Energie : le Parlement européen est incapable d’envisager l’après-pétrole
« Ce vote est une occasion manquée. Un vote clair du Parlement européen en faveur d’une stratégie de décarbonation de l’économie européenne aurait envoyé un signal politique fort à la Commission européenne et au Conseil. En voulant ménager la chèvre et le chou, le Parlement européen ne donne aucune direction à la politique européenne de l’énergie. C’est dramatique au moment où le dérèglement climatique s’accélère, que notre facture énergétique explose, et que des centaines de milliards d’euros doivent être engagés dans les années qui viennent pour renouveler les infrastructures énergétiques en fin de vie.
Pourtant le scénario « sans regrets » est connu et fait déjà l’objet de directives européennes : la sobriété et l’efficacité énergétique, les renouvelables et une forte interconnexion des réseaux. C’est aussi celui qui, pour un coût équivalent ou inférieur, génère le plus d’emplois, le plus de PME, le plus de pouvoir d’achat, le plus de sécurité énergétique et évidemment la meilleure protection de l’environnement et de la santé.
Alors qu’il est nécessaire d’allonger la prévisibilité de la politique énergétique et climatique européenne en définissant des objectifs contraignants pour 2030 et en renforçant la crédibilité des instruments économiques qui ont été mis en place dans le cadre du paquet « énergie-climat » en 2008, une majorité des députés européens a renoncé à toute ambition dans ce domaine.
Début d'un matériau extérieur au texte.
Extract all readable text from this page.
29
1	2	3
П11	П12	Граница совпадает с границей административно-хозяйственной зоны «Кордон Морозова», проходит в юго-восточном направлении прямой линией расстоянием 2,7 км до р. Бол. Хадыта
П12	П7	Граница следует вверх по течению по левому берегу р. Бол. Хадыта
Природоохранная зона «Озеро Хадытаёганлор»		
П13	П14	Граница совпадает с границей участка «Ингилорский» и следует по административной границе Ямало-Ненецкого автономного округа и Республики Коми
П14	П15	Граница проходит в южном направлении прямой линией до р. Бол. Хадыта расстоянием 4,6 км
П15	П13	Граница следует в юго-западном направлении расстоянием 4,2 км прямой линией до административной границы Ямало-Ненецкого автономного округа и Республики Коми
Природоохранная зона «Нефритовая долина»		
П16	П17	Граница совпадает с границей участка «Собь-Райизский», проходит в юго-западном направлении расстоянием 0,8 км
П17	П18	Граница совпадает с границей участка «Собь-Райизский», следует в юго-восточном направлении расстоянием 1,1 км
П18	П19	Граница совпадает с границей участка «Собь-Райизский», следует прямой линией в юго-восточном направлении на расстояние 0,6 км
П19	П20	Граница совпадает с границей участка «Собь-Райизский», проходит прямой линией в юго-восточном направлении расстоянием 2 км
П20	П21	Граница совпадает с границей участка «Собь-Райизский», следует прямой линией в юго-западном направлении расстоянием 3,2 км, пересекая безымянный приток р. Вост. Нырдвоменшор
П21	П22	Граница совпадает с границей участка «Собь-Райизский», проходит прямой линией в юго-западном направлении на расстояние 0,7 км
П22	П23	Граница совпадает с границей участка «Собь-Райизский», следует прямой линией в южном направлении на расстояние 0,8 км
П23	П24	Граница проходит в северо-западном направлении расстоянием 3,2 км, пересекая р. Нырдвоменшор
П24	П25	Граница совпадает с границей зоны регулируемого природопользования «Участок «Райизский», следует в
Face à la crise, ce sont les opinions les plus conservatrices qui l’ont emporté et le vote d’aujourd’hui témoigne de la difficulté à penser le monde de l’après-pétrole.
En espérant que le gaz de schiste viendra au secours d’une économie en faillite, je constate que les députés européens de droite et de gauche se bercent d’illusions et cèdent à la pression des lobbies de l’industrie pétrolière. Cette charge conservatrice est d’autant plus inquiétante qu’elle trouve un soutien croissant dans le groupe socialiste et démocrate, sur la politique climatique, sur le nucléaire ou sur les infrastructures énergétiques. Notre responsabilité collective est de faire face aux défis et d’en saisir toutes les opportunités en engageant l’économie européenne vers l’innovation et une troisième révolution industrielle, la sobriété énergétique et les renouvelables. »
Yves Cochet, eurodéputé EELV, déclare au sujet de ce texte :
« Avec la Feuille de route Energie 2050, la Commission européenne a analysé sept scénarios différents. Ils se fondent sur l’hypothèse que les émissions de carbone doivent être réduites de 85% d’ici à 2050, notamment grâce à la sobriété énergétique et les renouvelables.
Malgré ce postulat louable, on ne peut que déplorer l’immobilisme conservateur de ce texte concernant le nucléaire et la capture et la séquestration du carbone. Le nucléaire demeure en effet qualifié de « contributeur important » à la décarbonation. Le stockage du carbone quant à lui doit être, selon la Commission européenne, déployé massivement à partir de 2030 pour l’ensemble des énergies fossiles. Ce sont malheureusement deux techniques dangereuses, inutiles et dispendieuses.
Les décisions politiques et économiques devraient être dictées par la réalité biophysique de l’état de la planète. Nous sommes forcés de constater qu’avec cette Feuille de route 2050, la politique européenne de l’Energie reste construite sur des modèles énergétiques obsolètes. »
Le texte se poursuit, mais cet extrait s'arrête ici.